The Ocean RaceVon Rekordjägern, Rückkehrern und Comeback-Plänen

Tatjana Pokorny

 · 05.03.2023

Das Guyot Environnement – Team Europe nähert sich Kapstadt
Foto: Felix Diemer/Guyot Environnement – Team Europe/The Ocean Race

Die erste Woche der Königsetappe im Ocean Race ist geschafft. Sie hat die Teams auf sehr unterschiedliche Weise gefordert, geprüft, gequält und beglückt. Team Guyot ist zurück in Kapstadt und hofft auf ein baldiges Comeback.
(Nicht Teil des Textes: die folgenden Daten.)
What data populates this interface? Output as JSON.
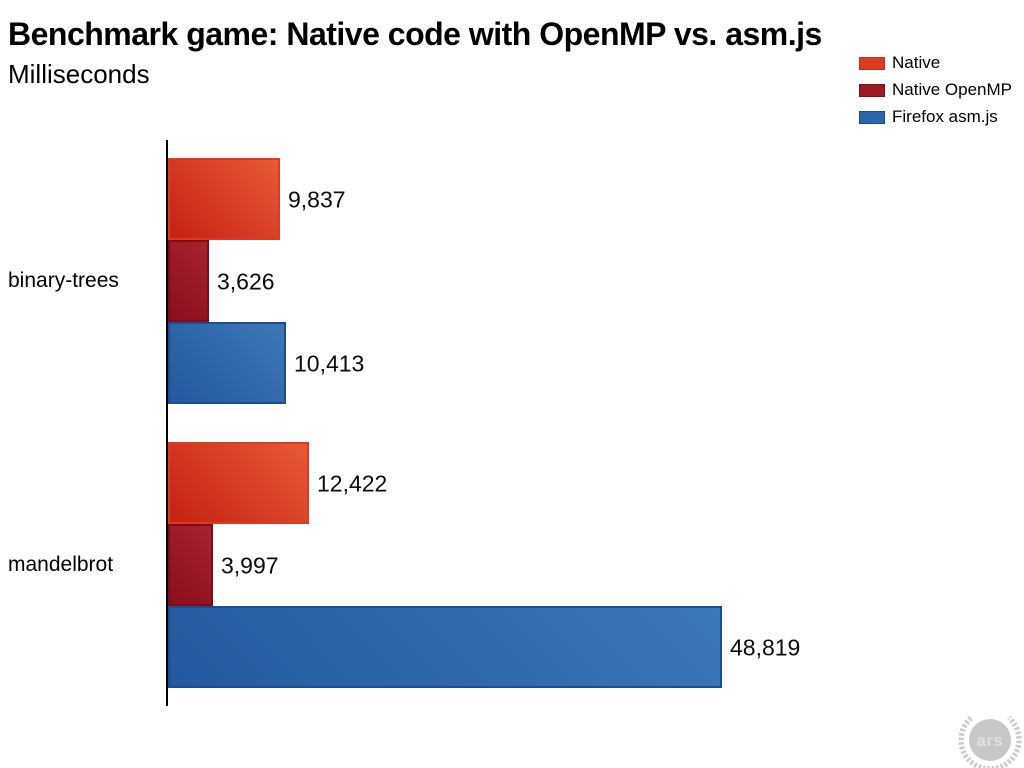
{
  "header": {
    "title": "Benchmark game: Native code with OpenMP vs. asm.js",
    "subtitle": "Milliseconds"
  },
  "legend": {
    "items": [
      {
        "label": "Native",
        "color": "#dc3a22",
        "border": "#c52e18"
      },
      {
        "label": "Native OpenMP",
        "color": "#9b1a26",
        "border": "#7e0d1a"
      },
      {
        "label": "Firefox asm.js",
        "color": "#2c64ad",
        "border": "#1d4c8f"
      }
    ]
  },
  "watermark": {
    "text": "ars"
  },
  "chart_data": {
    "type": "bar",
    "orientation": "horizontal",
    "title": "Benchmark game: Native code with OpenMP vs. asm.js",
    "units_label": "Milliseconds",
    "categories": [
      "binary-trees",
      "mandelbrot"
    ],
    "series": [
      {
        "name": "Native",
        "values": [
          9837,
          12422
        ],
        "value_labels": [
          "9,837",
          "12,422"
        ],
        "fill_from": "#c52112",
        "fill_to": "#e85a35",
        "border": "#dc3a22"
      },
      {
        "name": "Native OpenMP",
        "values": [
          3626,
          3997
        ],
        "value_labels": [
          "3,626",
          "3,997"
        ],
        "fill_from": "#8a0e1e",
        "fill_to": "#a62330",
        "border": "#7e0d1a"
      },
      {
        "name": "Firefox asm.js",
        "values": [
          10413,
          48819
        ],
        "value_labels": [
          "10,413",
          "48,819"
        ],
        "fill_from": "#24589e",
        "fill_to": "#3c79b8",
        "border": "#1d4c8f"
      }
    ],
    "xlim": [
      0,
      48819
    ],
    "grid": false,
    "legend_position": "top-right",
    "value_labels_shown": true,
    "axis_color": "#000000"
  }
}
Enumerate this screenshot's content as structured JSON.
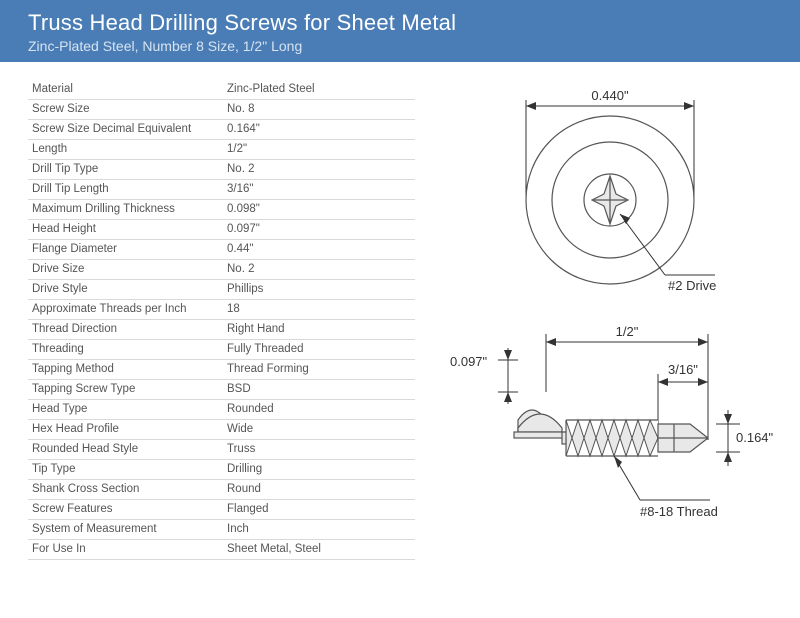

Boris Herrmanns Team Malizia jagt nach dem epischen Reparatur-Marathon das vorausliegende Trio

Das Schweizer Team Holcim – PRB bleibt auch auf der Königsetappe der Maßstab für Güte im Ocean Race. Die Crew um Skipper Kevin Escoffier dominiert das Rennen im südlichen Indischen Ozean nach der ersten Etappenwoche am 5. März mit gut 500 Seemeilen Vorsprung vor den Teams Biotherm (Frankreich) und 11th Hour Racing (USA), die nur fünf Seemeilen voneinander entfernt miteinander kämpfen.

11th Hour Racing auf Rekordkurs

Boris Herrmanns Team Malizia ist nach brutalem, aber erfolgreichem Reparatur-Marathon wieder im Spiel. Das Malizia-Segelquartett jagt den vorausliegenden drei Konkurrenten entlang der Eisgrenze beim 45. Breitengrad Süd hinterher. Gut 50 Seemeilen trennten die deutsche “Malizia – Seaexplorer” am Sonntagnachmittag von der amerikanischen “Mālama”.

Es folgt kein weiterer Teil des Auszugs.